Кто станет доносить, тому голову не сносить.

Каждый раз, когда нам удается выпустить новую книгу, я рассматриваю ее как маленькое чудо. Оно так и есть — разве не чудо сегодня, без копейки оборотных средств, при общей нищете и инфляции выпустить хорошую книгу. Последнее время чудеса случаются все реже и реже и вины моей здесь нет. Половина издательств России неплатежеспособны. Нельзя быть счастливым в отдельной каюте, когда корабль опускается на дно.

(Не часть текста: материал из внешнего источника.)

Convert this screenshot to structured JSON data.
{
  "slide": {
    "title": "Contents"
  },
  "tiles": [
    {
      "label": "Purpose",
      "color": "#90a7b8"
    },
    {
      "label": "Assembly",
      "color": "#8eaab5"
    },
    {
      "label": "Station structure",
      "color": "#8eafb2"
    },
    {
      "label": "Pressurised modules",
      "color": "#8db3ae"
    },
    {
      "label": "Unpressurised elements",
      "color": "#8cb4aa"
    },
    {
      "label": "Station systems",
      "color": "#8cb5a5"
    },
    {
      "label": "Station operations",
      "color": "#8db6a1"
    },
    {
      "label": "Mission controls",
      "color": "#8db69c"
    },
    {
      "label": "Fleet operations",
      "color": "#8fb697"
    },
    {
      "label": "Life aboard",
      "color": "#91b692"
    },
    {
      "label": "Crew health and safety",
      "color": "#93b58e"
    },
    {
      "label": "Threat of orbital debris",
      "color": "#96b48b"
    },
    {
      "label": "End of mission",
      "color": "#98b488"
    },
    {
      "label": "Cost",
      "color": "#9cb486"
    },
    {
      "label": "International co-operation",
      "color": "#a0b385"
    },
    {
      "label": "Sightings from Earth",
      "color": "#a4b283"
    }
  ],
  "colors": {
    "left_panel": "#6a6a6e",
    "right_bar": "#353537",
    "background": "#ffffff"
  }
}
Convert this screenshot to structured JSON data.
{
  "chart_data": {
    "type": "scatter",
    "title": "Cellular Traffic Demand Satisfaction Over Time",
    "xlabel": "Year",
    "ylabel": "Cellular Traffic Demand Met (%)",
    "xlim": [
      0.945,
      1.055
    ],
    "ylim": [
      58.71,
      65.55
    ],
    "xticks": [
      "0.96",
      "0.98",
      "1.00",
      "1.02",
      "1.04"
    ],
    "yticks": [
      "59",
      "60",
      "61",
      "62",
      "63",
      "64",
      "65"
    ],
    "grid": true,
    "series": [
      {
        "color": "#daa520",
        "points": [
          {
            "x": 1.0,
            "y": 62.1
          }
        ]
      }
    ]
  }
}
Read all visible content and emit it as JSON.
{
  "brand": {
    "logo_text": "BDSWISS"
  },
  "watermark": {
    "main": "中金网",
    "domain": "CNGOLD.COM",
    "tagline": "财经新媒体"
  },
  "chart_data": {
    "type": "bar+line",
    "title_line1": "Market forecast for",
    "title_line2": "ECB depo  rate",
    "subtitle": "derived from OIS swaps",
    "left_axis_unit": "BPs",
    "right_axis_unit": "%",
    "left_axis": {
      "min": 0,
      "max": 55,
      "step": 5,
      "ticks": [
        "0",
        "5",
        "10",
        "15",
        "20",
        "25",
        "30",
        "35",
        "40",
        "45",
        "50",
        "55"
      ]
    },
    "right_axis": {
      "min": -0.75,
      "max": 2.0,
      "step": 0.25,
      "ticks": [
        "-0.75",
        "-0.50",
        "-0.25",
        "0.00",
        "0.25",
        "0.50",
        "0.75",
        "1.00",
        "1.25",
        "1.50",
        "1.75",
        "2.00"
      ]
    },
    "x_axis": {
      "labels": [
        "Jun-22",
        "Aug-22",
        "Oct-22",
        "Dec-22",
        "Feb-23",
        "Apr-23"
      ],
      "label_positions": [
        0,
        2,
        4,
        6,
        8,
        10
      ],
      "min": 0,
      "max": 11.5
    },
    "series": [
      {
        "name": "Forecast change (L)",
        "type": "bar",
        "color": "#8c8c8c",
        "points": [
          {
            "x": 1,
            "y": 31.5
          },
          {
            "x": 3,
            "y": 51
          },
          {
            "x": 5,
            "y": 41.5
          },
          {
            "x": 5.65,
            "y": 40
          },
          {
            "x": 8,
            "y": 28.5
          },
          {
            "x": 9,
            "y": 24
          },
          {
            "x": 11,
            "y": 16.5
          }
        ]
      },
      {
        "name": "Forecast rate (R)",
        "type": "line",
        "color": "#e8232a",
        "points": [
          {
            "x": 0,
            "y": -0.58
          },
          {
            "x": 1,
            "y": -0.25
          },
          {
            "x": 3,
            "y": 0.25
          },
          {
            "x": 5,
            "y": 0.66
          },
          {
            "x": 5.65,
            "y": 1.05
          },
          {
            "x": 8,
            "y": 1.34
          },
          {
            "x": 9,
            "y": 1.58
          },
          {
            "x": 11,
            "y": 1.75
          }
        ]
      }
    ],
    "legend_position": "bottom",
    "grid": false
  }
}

Поясню проще. Мы выпускаем книгу и рассчитываем, что она будет куплена. Только тогда мы погасим все расходы, уплатим налоги, получим зарплату и приступим к следующей книге. Но если нашему потенциальному покупателю, простите, жрать нечего, не говоря уж о других насущных потребностях, книгу нашу он не купит. И денег у нас не будет, и мы не начнем работать над следующей рукописью.

Склады издательства затоварены под жвак. Вместо пятидесяти позиций в год, как это было раньше в застойные времена, мы скатились до пяти-семи. Да и то половина литературы заказной или дотационной. Какие бы меры мы не предпринимали, они убиваются неплатежеспособностью северян.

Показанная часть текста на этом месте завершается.